Luminescent Defects in Single-Walled Carbon Nanotubes for Applications

TL;DR

This paper reviews how introducing and controlling sp3 defects in single-walled carbon nanotubes enhances their luminescent properties, enabling applications in quantum optics, sensing, and bioimaging.

Contribution

It provides a comprehensive overview of the photophysics, synthesis, and diverse applications of luminescent defects in carbon nanotubes, highlighting recent advances.

Findings

Controlled defect engineering improves photoluminescence efficiency.

Luminescent nanotubes serve as room-temperature single-photon emitters.
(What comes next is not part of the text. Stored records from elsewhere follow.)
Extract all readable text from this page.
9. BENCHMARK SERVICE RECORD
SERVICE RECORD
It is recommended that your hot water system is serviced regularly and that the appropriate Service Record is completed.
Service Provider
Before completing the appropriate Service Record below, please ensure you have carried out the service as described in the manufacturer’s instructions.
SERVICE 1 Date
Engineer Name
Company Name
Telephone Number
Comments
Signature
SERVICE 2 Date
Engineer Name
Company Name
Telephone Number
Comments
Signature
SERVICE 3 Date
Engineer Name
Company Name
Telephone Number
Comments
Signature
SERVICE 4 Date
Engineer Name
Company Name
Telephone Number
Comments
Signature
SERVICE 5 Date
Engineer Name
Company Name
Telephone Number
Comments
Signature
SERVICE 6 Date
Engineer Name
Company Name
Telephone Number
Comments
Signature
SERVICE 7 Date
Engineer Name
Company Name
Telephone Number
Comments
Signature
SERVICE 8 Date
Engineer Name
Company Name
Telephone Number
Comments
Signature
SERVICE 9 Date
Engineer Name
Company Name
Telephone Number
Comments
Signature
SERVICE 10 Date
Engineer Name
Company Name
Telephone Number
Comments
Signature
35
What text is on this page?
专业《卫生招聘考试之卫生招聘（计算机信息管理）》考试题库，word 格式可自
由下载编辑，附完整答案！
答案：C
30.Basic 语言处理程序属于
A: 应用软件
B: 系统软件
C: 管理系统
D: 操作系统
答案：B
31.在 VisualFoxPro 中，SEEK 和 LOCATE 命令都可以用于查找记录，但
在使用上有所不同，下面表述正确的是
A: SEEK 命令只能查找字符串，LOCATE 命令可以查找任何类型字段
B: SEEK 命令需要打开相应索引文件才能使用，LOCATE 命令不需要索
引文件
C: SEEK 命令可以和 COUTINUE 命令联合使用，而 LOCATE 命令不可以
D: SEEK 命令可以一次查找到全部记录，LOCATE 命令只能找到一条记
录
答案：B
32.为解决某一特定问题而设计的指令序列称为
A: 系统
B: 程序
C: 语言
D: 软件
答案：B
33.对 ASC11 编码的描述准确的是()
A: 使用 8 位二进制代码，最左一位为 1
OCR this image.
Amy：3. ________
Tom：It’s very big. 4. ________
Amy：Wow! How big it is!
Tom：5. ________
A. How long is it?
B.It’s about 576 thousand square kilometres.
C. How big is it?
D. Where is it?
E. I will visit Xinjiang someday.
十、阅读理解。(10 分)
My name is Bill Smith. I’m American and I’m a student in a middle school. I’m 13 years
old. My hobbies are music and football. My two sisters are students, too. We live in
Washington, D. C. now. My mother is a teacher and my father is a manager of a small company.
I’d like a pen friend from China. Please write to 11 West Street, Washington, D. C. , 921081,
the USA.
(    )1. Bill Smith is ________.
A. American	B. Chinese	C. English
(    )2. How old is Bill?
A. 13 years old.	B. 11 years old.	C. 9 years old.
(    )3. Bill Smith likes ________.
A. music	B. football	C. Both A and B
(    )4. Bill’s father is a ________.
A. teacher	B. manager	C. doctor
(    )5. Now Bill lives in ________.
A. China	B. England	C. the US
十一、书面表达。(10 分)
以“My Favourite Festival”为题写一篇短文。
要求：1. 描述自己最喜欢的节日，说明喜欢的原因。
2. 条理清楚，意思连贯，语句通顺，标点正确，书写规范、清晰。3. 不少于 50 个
Applications include bioimaging, sensors, and quantum devices.

Abstract

Semiconducting single-walled carbon nanotubes show extraordinary electronic and optical properties, such as high charge carrier mobilities and diameter-dependent near-infrared photoluminescence. The introduction of sp3 defects in the carbon lattice of these nanotubes creates new electronic states that result in even further red-shifted photoluminescence with longer lifetimes and higher photoluminescence yield. These luminescent defects or organic color centers can be tuned chemically by controlling the precise binding configuration and the electrostatic properties of the attached substituents. This review covers the basic photophysics of luminescent sp3 defects, synthetic methods for their controlled formation and discusses their application as near-infrared single-photon emitters at room temperature, in electroluminescent devices, as versatile optical sensors, and as fluorophores for bioimaging and potential super-resolution microscopy.